Shang Fulin, chairman of the China Securities Regulatory Commission, said the ongoing reform to make State shares tradable on the stock market, efforts to boost institutional investors and improvements on the capital market legal framework are progressing smoothly.
Addressing a seminar on innovation and development in securities firms on Friday, Shang said the efforts to solve the deeply-rooted problems hindering China's capital market are necessary to push forward the reform and development of the market.
Huge demand for capital for the country's economic growth and readjustment and increase in corporate and individual investment capability represent broad space for the development of China's capital market, Shang said.
The Chinese government published a nine-point strategy to revive its capital market in February of 2004, stating that a sound and healthy capital market is essential for the country's economic reform and development.
Shang said the government has set up six task forces involving a number of ministries to implement the strategy to improve the environment for a healthy and strong capital market.
He said marked progress has been made, involving corporate governance improvements, restructuring of the country's troubled securities firms, and experiments to solve the issue of non-tradable State shares.
The country's major stock index, the Composite Stock Index of the Shanghai Stock Exchange, has gone up by nearly 20 percent since it hit an eight-year low on June 6, thanks to a package of measures by the government to revamp the sluggish stock market.
Major blue chips, such as Sinopec, China Unicom and banking shares, have gone up by up to 40 percent, contributing significantly to the rising indices.
Chinese stock markets, which were created 15 years ago, have fallen continuously since 2001. Poor corporate governance and non-tradable State share problems have been blamed for the sluggish market performance in the past few years.
China launched an experiment since early May to tackle the non-tradable State share problem so that those State shares will be eligible for floating on the markets after majority stock holders pay compensation of around 30 percent of the shares to minority stock holders.
Non-tradable state-owned and legal personal shares account for about two-thirds of the shares of the firms listed on the two markets.
A total 46 domestically-listed firms have been selected in two groups for the reform on a trial basis before the reform is launched completely.
Shang said the commission will publish a package of guidelines soon for the remaining listed firms to carry out the reform.
China has nearly 1,400 domestically listed firms.
To increase money supply for the market, the Chinese government has announced a series of measures to encourage investment in the capital market, boosting the development of institutional investors and lifting bans on direct investment in the market by major commercial banks and the State pension fund.
As part of the measures, the regulator increased the quota of qualified foreign institutional investors (QFII) by 6 billion US dollars, bringing the total quota for QFII to 10 billion US dollars, said Shang.

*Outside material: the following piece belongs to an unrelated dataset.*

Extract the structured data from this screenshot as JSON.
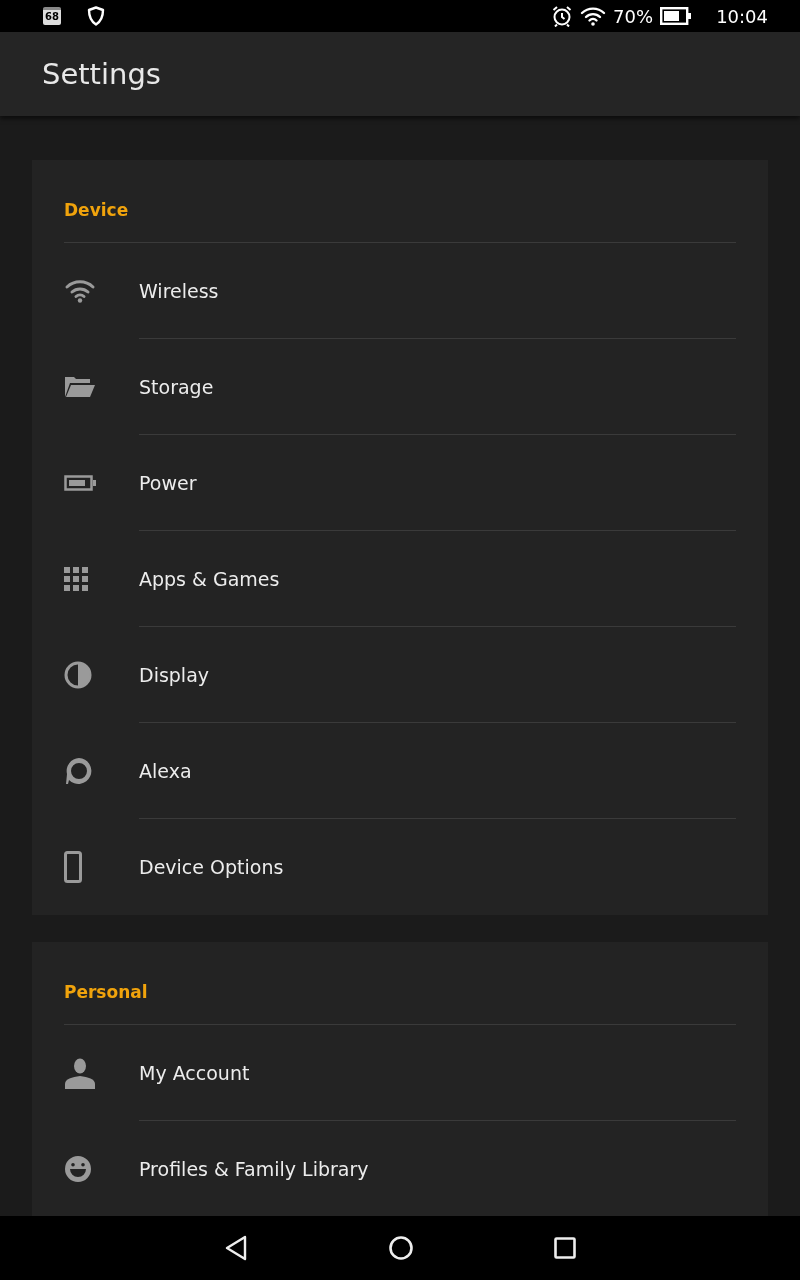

The State-owned banks, which dominate the country's banking sector, have also been given a green light to establish a fund with or without overseas partners to invest in the country's capital market.
China's top legislative body is also amending the country's law on securities and corporate law in a bid to crack down harder on crimes involving securities and give State-owned firms greater access to the capital market.

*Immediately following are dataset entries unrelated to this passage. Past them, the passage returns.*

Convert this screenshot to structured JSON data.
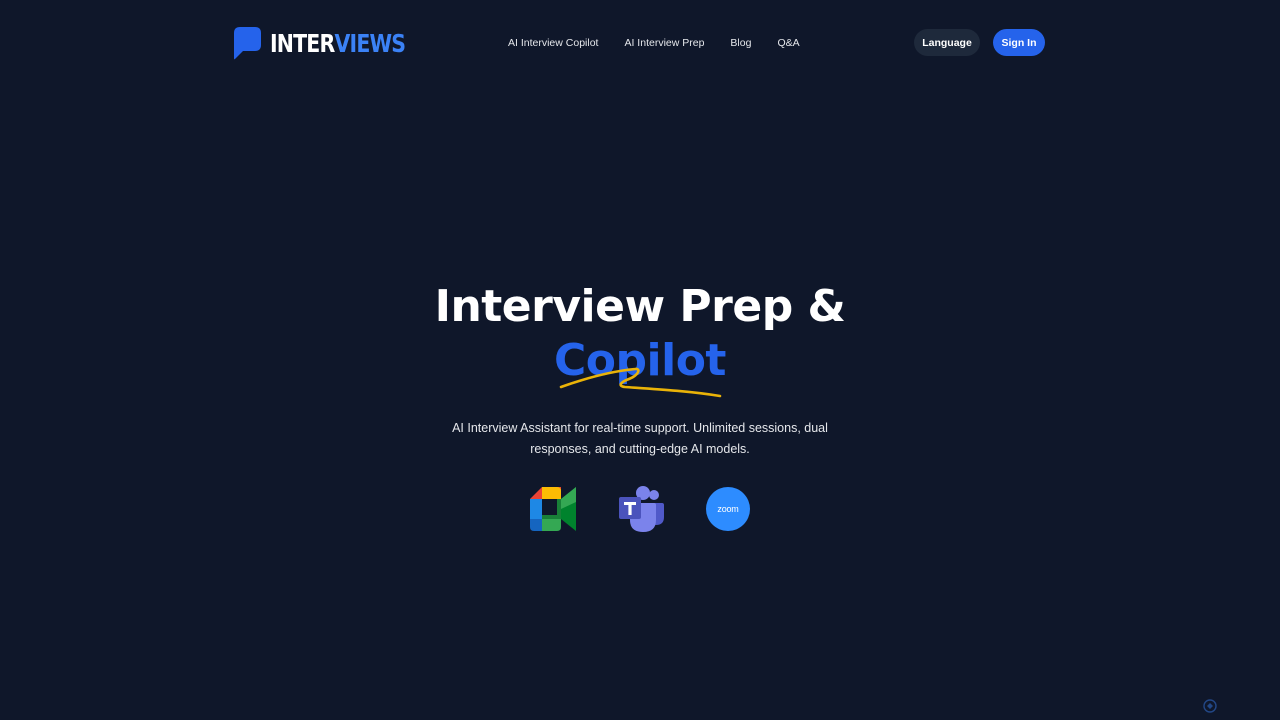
{
  "brand": {
    "name_part1": "INTER",
    "name_part2": "VIEWS",
    "accent_color": "#2563eb",
    "logo_icon": "speech-bubble-icon"
  },
  "nav": {
    "links": [
      {
        "label": "AI Interview Copilot"
      },
      {
        "label": "AI Interview Prep"
      },
      {
        "label": "Blog"
      },
      {
        "label": "Q&A"
      }
    ],
    "language_button": "Language",
    "signin_button": "Sign In"
  },
  "hero": {
    "title_line1": "Interview Prep &",
    "title_line2": "Copilot",
    "title_highlight_color": "#2563eb",
    "underline_color": "#eab308",
    "subtitle": "AI Interview Assistant for real-time support. Unlimited sessions, dual responses, and cutting-edge AI models."
  },
  "platforms": [
    {
      "name": "Google Meet",
      "icon": "google-meet-icon"
    },
    {
      "name": "Microsoft Teams",
      "icon": "microsoft-teams-icon"
    },
    {
      "name": "Zoom",
      "icon": "zoom-icon",
      "label": "zoom"
    }
  ],
  "colors": {
    "background": "#0f172a",
    "language_button_bg": "#1e293b",
    "signin_button_bg": "#2563eb"
  }
}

Shang said those achievements are just preliminary and the environment for the development of the capital market will be constantly improved while the foundation for the future development of the market will be consolidated.

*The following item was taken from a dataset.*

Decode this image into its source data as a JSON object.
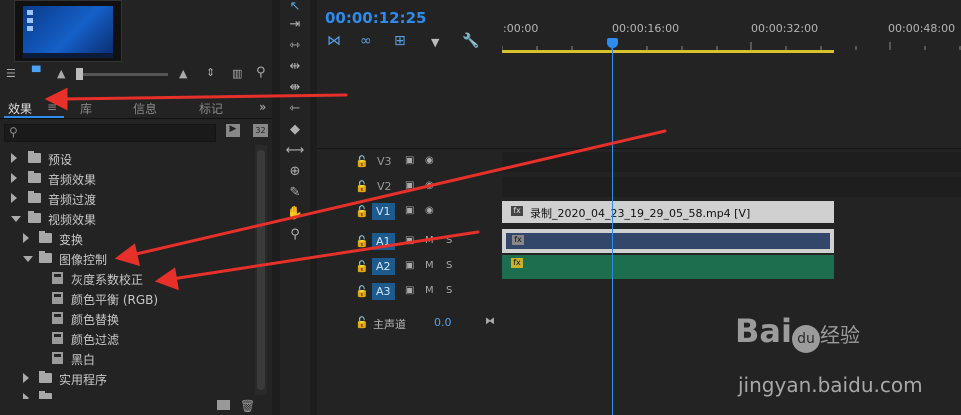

Chinese firms rely on State-owned banks for financing, which experts say is bad for the country's financial security since unprofitable firms present risks to banking institutions.
They said China should make the capital market an attractive place for the corporate world to raise capital.
The Chinese stock markets, which were set up in early 1990s, have been far from being an economic barometer in the past 4 years.
Their major indices have been down by half since 2001, although the Chinese economy has been growing at an annual average rate of 9.4 percent for the past 27 years.